Archives for July 2009

Stop Doing That Which Doesn’t Work

The first step in breaking free from the affair is stopping the behaviors which seem natural and almost instinctive considering the circumstances. Once these behaviors cease, some movement may be seen in breaking free.

Here are some comments from readers on stopping self-defeating actions:

1. How has this E-course helped you change the way you feel, think and act as you face infidelity. Give examples, if you can.

>>>I was determined not to plead and beg and tell him how much I love him, which was of course what I felt. Things are better, and he seems to have cut off contact with the other woman. I am not totally certain though as he insists they were “friends”.

>>>This E-course helped validate my concerns for my own sanity. I realized how important I am, my dreams, and how much energy I was wasting on him and the OP.I’m glad I found myself again. Thank you.

>>>I feel that your course has helped me to be a better loving person. My love and understanding for my husband has brought him back to me. He now calls the other women “Devil Woman” as she has fought him with name calling, fighting, demands, and pure meanness. Our marriage has reunited after one year of being apart and back and forth indecisions by him and his not knowing who he wanted to be with. Your course helped me to identify what things I had done wrong and the patience to just keep loving him and treating him with understanding. Also the “what not to do” and “what to do” suggestions your course gave me were wonderful and helped very much. Thank you for your help. His affair made our marriage better than it ever was and he treats me better than he ever did before. I know without your courses, your book, and your emails I would never have made it. Thank You

Infidelity and Place of Family and Friends

In my e-course I suggest leaving family and friends out of the equation when facing infidelity.

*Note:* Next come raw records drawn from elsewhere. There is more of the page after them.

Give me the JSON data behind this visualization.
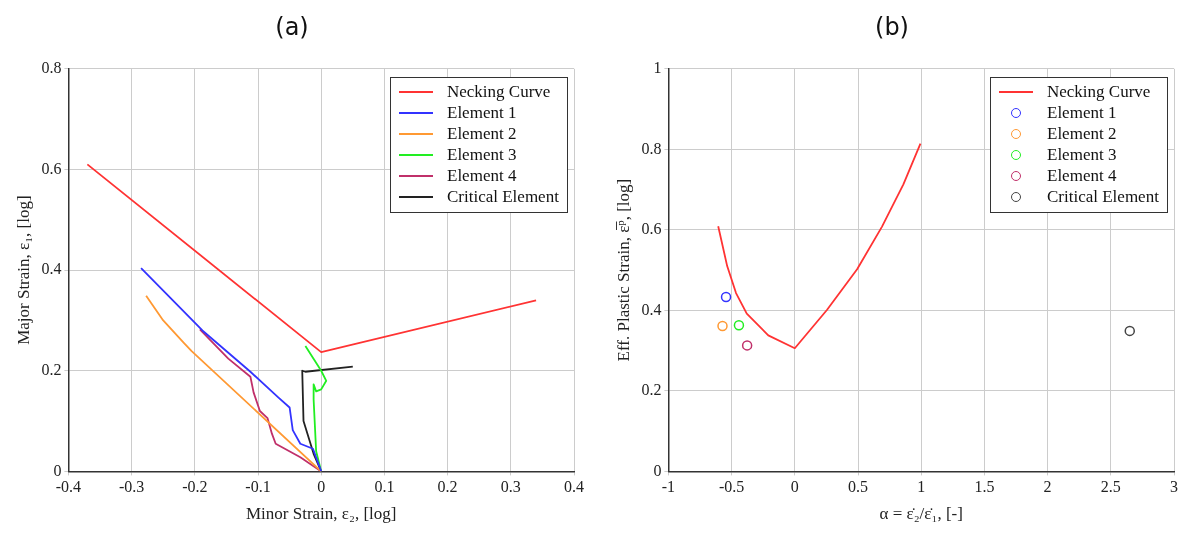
{
  "chart_data": [
    {
      "type": "line",
      "title": "(a)",
      "xlabel": "Minor Strain, ε₂, [log]",
      "ylabel": "Major Strain, ε₁, [log]",
      "xlim": [
        -0.4,
        0.4
      ],
      "xticks": [
        -0.4,
        -0.3,
        -0.2,
        -0.1,
        0,
        0.1,
        0.2,
        0.3,
        0.4
      ],
      "ylim": [
        0,
        0.8
      ],
      "yticks": [
        0,
        0.2,
        0.4,
        0.6,
        0.8
      ],
      "grid": true,
      "legend": "top right",
      "series": [
        {
          "name": "Necking Curve",
          "color": "#ff3333",
          "x": [
            -0.37,
            0,
            0.34
          ],
          "values": [
            0.61,
            0.237,
            0.34
          ]
        },
        {
          "name": "Element 1",
          "color": "#3333ff",
          "x": [
            -0.285,
            -0.188,
            -0.112,
            -0.068,
            -0.05,
            -0.045,
            -0.033,
            -0.013,
            0
          ],
          "values": [
            0.404,
            0.28,
            0.198,
            0.147,
            0.127,
            0.082,
            0.055,
            0.045,
            0
          ]
        },
        {
          "name": "Element 2",
          "color": "#ff9933",
          "x": [
            -0.277,
            -0.25,
            -0.217,
            -0.205,
            0
          ],
          "values": [
            0.349,
            0.3,
            0.255,
            0.239,
            0
          ]
        },
        {
          "name": "Element 3",
          "color": "#22ee22",
          "x": [
            -0.025,
            0,
            0.008,
            0,
            -0.008,
            -0.012,
            -0.012,
            -0.008,
            0
          ],
          "values": [
            0.249,
            0.2,
            0.18,
            0.163,
            0.159,
            0.173,
            0.143,
            0.04,
            0
          ]
        },
        {
          "name": "Element 4",
          "color": "#c0306a",
          "x": [
            -0.192,
            -0.147,
            -0.112,
            -0.107,
            -0.097,
            -0.085,
            -0.078,
            -0.072,
            -0.033,
            0
          ],
          "values": [
            0.282,
            0.224,
            0.188,
            0.157,
            0.12,
            0.106,
            0.075,
            0.055,
            0.028,
            0
          ]
        },
        {
          "name": "Critical Element",
          "color": "#222222",
          "x": [
            0,
            -0.012,
            -0.028,
            -0.03,
            -0.025,
            0.05
          ],
          "values": [
            0,
            0.035,
            0.1,
            0.2,
            0.198,
            0.208
          ]
        }
      ]
    },
    {
      "type": "line",
      "title": "(b)",
      "xlabel": "α = ε̇₂/ε̇₁, [-]",
      "ylabel": "Eff. Plastic Strain, ε̅ᵖ, [log]",
      "xlim": [
        -1,
        3
      ],
      "xticks": [
        -1,
        -0.5,
        0,
        0.5,
        1,
        1.5,
        2,
        2.5,
        3
      ],
      "ylim": [
        0,
        1
      ],
      "yticks": [
        0,
        0.2,
        0.4,
        0.6,
        0.8,
        1
      ],
      "grid": true,
      "legend": "top right",
      "series": [
        {
          "name": "Necking Curve",
          "color": "#ff3333",
          "x": [
            -0.606,
            -0.535,
            -0.465,
            -0.38,
            -0.21,
            0,
            0.254,
            0.493,
            0.69,
            0.859,
            0.994
          ],
          "values": [
            0.609,
            0.51,
            0.443,
            0.392,
            0.338,
            0.306,
            0.401,
            0.502,
            0.608,
            0.713,
            0.814
          ]
        },
        {
          "name": "Element 1",
          "type": "scatter",
          "marker": "circle",
          "color": "#3333ff",
          "x": [
            -0.544
          ],
          "values": [
            0.433
          ]
        },
        {
          "name": "Element 2",
          "type": "scatter",
          "marker": "circle",
          "color": "#ff9933",
          "x": [
            -0.572
          ],
          "values": [
            0.361
          ]
        },
        {
          "name": "Element 3",
          "type": "scatter",
          "marker": "circle",
          "color": "#22ee22",
          "x": [
            -0.442
          ],
          "values": [
            0.363
          ]
        },
        {
          "name": "Element 4",
          "type": "scatter",
          "marker": "circle",
          "color": "#c0306a",
          "x": [
            -0.377
          ],
          "values": [
            0.313
          ]
        },
        {
          "name": "Critical Element",
          "type": "scatter",
          "marker": "circle",
          "color": "#444444",
          "x": [
            2.65
          ],
          "values": [
            0.349
          ]
        }
      ]
    }
  ]
}
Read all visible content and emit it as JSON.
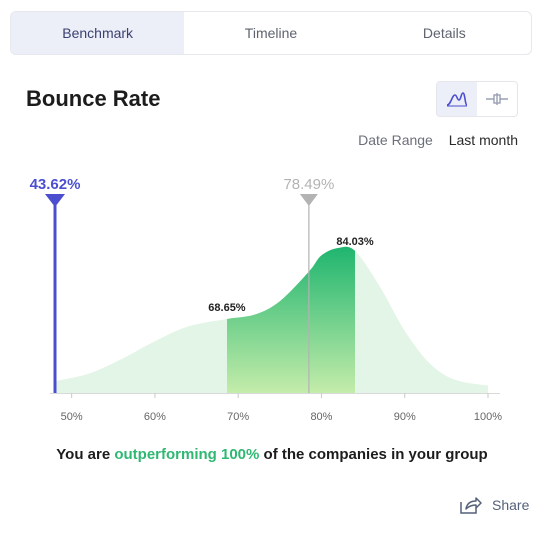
{
  "tabs": [
    {
      "label": "Benchmark",
      "active": true
    },
    {
      "label": "Timeline",
      "active": false
    },
    {
      "label": "Details",
      "active": false
    }
  ],
  "title": "Bounce Rate",
  "date_range": {
    "label": "Date Range",
    "value": "Last month"
  },
  "summary": {
    "before": "You are ",
    "highlight": "outperforming 100%",
    "after": " of the companies in your group"
  },
  "share_label": "Share",
  "icons": {
    "distribution": "distribution-curve-icon",
    "boxplot": "box-plot-icon",
    "share": "share-icon"
  },
  "colors": {
    "you": "#4b4fcf",
    "average": "#b3b3b3",
    "band_top": "#1fb56f",
    "band_bottom": "#c4ecaa",
    "tail": "#e3f5e6"
  },
  "chart_data": {
    "type": "area",
    "x_ticks": [
      "50%",
      "60%",
      "70%",
      "80%",
      "90%",
      "100%"
    ],
    "xlim": [
      48,
      100
    ],
    "curve": {
      "x": [
        48,
        52,
        56,
        60,
        64,
        68.65,
        72,
        75,
        78.49,
        80,
        82,
        84.03,
        87,
        90,
        93,
        96,
        100
      ],
      "y": [
        0.08,
        0.13,
        0.23,
        0.35,
        0.45,
        0.5,
        0.53,
        0.62,
        0.82,
        0.93,
        0.98,
        0.96,
        0.72,
        0.42,
        0.2,
        0.09,
        0.05
      ]
    },
    "band": {
      "from": 68.65,
      "to": 84.03,
      "labels": [
        "68.65%",
        "84.03%"
      ]
    },
    "you_marker": {
      "value": 43.62,
      "label": "43.62%"
    },
    "average_marker": {
      "value": 78.49,
      "label": "78.49%"
    }
  }
}
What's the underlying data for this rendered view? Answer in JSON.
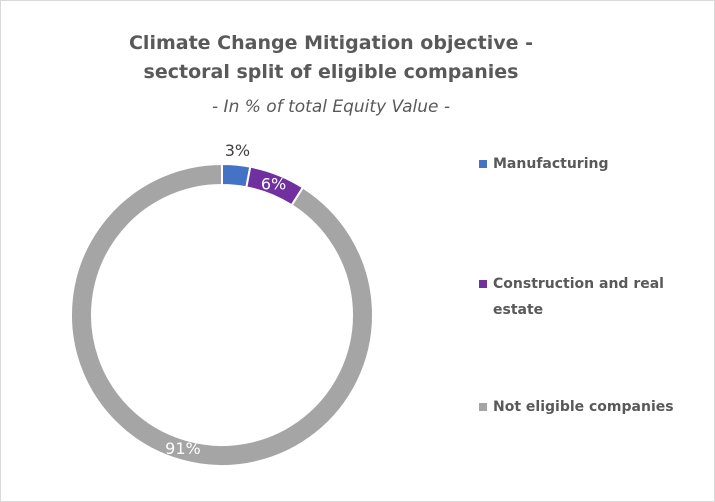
{
  "chart_data": {
    "type": "donut",
    "title": "Climate Change Mitigation objective - sectoral split of eligible companies",
    "subtitle": "- In % of total Equity Value -",
    "categories": [
      "Manufacturing",
      "Construction and real estate",
      "Not eligible companies"
    ],
    "values": [
      3,
      6,
      91
    ],
    "value_labels": [
      "3%",
      "6%",
      "91%"
    ],
    "colors": [
      "#4472c4",
      "#7030a0",
      "#a5a5a5"
    ],
    "legend": "right"
  }
}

Now, some families and friends can handle such a crisis in the marriage of someone close to them, but I believe that is rare. Side-taking and knee jerk advice to protect a person from hurt and pain is often the first response. And, this response is not helpful.

Here are 3 case studies of those recovering from infidelity:

1. How has this E-course helped you change the way you feel, think and act as you face infidelity. Give examples, if you can.

I read the part about not getting family and friends involved over and over to keep me from calling my friends and just dumping on them. I am so grateful, now, because they are not angry at him and I am able to re-establish his ties with friends and relatives now that he’s ready to come back into the circle. I also put all my books away and stopped asking him to understand how I “feel” and expecting him to read things that explained affairs and how they damaged marriages.

the first time I subscribed to the E-course I could not take in much of the information. I believe I was too traumatized. I actually had “monkey chatter” or “white noise” in my brain. It was extremely painful. Now, many months later, I re subscribed for the E-course, and it was like seeing the info for the first time. I wish, wish, wish, I could have had some get right in my face a full year ago, and tell me the info in this course… and I wish wish wish, I could have heard it. I do not know if my marriage would be saved or not. But now… I feel I am at the nearly too late point, with a husband who is only considering divorce, divorce, divorce. I feel hurt by his actions. And yet, I know it is not me. FINALLY I understand this, thanks in part to your work, and the fine people on the infidelity chat board you host.

It help keep my marriage together.Especially the part not to get family and friends involved No one knows except my brother and he found out six months after I did.No one else and I am so thankful..your site and book saved me.It was the best book that I could relate to and the best part was when it is not my fault but issues my spouse had and was going through.

Infidelity Recovery: Anticipating the Dips

Once you begin to learn about infidelity, stand back and observe the patterns, you can brace yourself for the ride. More than that, as you anticipate the dips and loops of the ride you find yourself prepared and they lose their frightening edge.

Read this case study:

1. How has this E-course helped you change the way you feel, think and act as you face infidelity. Give examples, if you can.

This e-course had given me specific examples of types of affairs, and concrete suggestions for ways to deal with them. If I had not had these types to think about, I would never have been able to sort through anything that was happening to me in any logical sort of way. When I initially became aware that the affair was a reality, I had not a clue as to where to begin…and the first overwhelming feeling was that something was horribly wrong with ME. After I downloaded the e-book, I spent many,many hours reading and re-reading the kinds of affairs. The support it gave me was incredible, because I slowly began to see that it was not so much about ME, though I certainly had a part in all of it, but it was much more about HIM! The roller coaster ride became a ride that I was familiar with… I was riding the same ride many times! Instead of being surprised the curves and loops, I began to anticipate them…. I started to see some patterns in my husband’s behaviors….just as one can start to anticipate when one needs to hang on to the seat of a roller coaster as it approaches its biggest curves and loops! Of course, hanging on to the seat does not take away the feelings in the pit of one’s stomach….but just knowing that one can anticipate something about the ride begins to make it a different ride….after all….roller coasters are fun for lots of people!